The Bangko Sentral ng Pilipinas said total outflows rose to $1.69 billion from $1.66 billion a month earlier, while total inflows increased to $1.37 billion from $1.12 billion.

It said the month-on-month increase in the total foreign portfolio investment outflow was due to “profit-taking and continued concerns on the slowdown of the Chinese economy and its impact on the global market.”

Year-to-date outflow
Cumulative year-to-date transactions yielded a net outflow of $414 million, narrowing from the $854-million net outflow seen in the comparable period last year.

Total outflows of $16.5 billion offset total inflows of $16.08 billion, the BSP reported.

The central bank said about 81 percent of inbound investments flowed into listed stocks on the Philippine Stock Exchange such as holding firms; banks; property companies; food, beverage and tobacco; and telecommunication firms.

The rest of the so-called hot money went into peso government securities (19 percent).

The United Kingdom, United States, Singapore, Belgium, and Hong Kong were the top five investor countries for the month with a combined share of 81.5 percent. The US remained the main destination of outflows, receiving 84.1 percent of the total.
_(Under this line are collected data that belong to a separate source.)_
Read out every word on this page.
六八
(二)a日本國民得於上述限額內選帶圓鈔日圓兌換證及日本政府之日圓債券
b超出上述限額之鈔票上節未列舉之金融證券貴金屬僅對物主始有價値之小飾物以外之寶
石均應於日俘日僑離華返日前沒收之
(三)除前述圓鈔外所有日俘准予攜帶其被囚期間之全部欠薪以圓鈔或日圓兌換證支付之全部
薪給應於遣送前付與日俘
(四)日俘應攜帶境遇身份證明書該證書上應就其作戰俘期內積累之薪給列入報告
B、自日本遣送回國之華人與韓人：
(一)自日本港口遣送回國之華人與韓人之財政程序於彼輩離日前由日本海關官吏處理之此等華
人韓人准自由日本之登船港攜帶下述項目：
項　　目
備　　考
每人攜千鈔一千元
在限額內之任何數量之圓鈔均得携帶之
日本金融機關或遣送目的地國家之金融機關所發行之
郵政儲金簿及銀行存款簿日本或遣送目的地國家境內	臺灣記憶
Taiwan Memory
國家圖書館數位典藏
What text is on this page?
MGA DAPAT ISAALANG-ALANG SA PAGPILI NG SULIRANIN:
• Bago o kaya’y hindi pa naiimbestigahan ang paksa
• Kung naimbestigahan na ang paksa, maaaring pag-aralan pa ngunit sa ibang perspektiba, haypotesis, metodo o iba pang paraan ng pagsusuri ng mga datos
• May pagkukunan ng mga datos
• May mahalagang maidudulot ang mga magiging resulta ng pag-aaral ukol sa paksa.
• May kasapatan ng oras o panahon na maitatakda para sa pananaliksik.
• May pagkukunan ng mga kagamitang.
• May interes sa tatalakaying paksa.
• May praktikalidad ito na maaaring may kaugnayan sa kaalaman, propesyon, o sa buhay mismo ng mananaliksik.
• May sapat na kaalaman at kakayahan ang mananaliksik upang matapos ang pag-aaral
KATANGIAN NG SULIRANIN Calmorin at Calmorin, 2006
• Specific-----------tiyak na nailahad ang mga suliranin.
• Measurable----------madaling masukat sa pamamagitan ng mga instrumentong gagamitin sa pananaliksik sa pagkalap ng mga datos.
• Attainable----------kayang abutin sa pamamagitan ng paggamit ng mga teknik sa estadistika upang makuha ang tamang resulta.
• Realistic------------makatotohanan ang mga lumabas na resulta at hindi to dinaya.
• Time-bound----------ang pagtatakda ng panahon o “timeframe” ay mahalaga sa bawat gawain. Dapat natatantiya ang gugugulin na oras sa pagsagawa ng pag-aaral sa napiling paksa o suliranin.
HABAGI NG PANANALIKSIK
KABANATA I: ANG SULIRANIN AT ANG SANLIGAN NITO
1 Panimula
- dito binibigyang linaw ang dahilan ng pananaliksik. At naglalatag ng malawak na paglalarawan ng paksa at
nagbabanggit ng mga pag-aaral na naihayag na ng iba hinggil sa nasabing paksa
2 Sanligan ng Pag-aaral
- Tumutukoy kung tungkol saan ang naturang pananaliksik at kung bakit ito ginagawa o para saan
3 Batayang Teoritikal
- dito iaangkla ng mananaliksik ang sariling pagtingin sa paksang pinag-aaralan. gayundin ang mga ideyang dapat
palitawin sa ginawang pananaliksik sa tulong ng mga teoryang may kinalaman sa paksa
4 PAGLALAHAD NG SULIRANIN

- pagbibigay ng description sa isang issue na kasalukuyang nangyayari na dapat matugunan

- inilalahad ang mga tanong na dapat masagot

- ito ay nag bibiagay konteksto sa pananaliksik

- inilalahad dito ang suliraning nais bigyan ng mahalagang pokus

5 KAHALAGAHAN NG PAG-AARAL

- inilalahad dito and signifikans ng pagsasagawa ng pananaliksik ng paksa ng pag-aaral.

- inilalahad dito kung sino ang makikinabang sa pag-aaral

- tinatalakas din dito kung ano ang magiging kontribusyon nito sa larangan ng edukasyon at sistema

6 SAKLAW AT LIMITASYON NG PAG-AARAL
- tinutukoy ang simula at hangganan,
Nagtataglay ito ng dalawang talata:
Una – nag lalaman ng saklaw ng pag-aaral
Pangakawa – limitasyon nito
Called hot money because of the ease with which these enter and leave the country, the funds are invested in Philippine financial assets and do not necessarily create jobs, unlike foreign direct investments that are put into in assets such as factories and equipment.

The central bank expects portfolio investments to register a net inflow of $1.4 billion this year, reversing a $310.21-million net outflow recorded in 2014.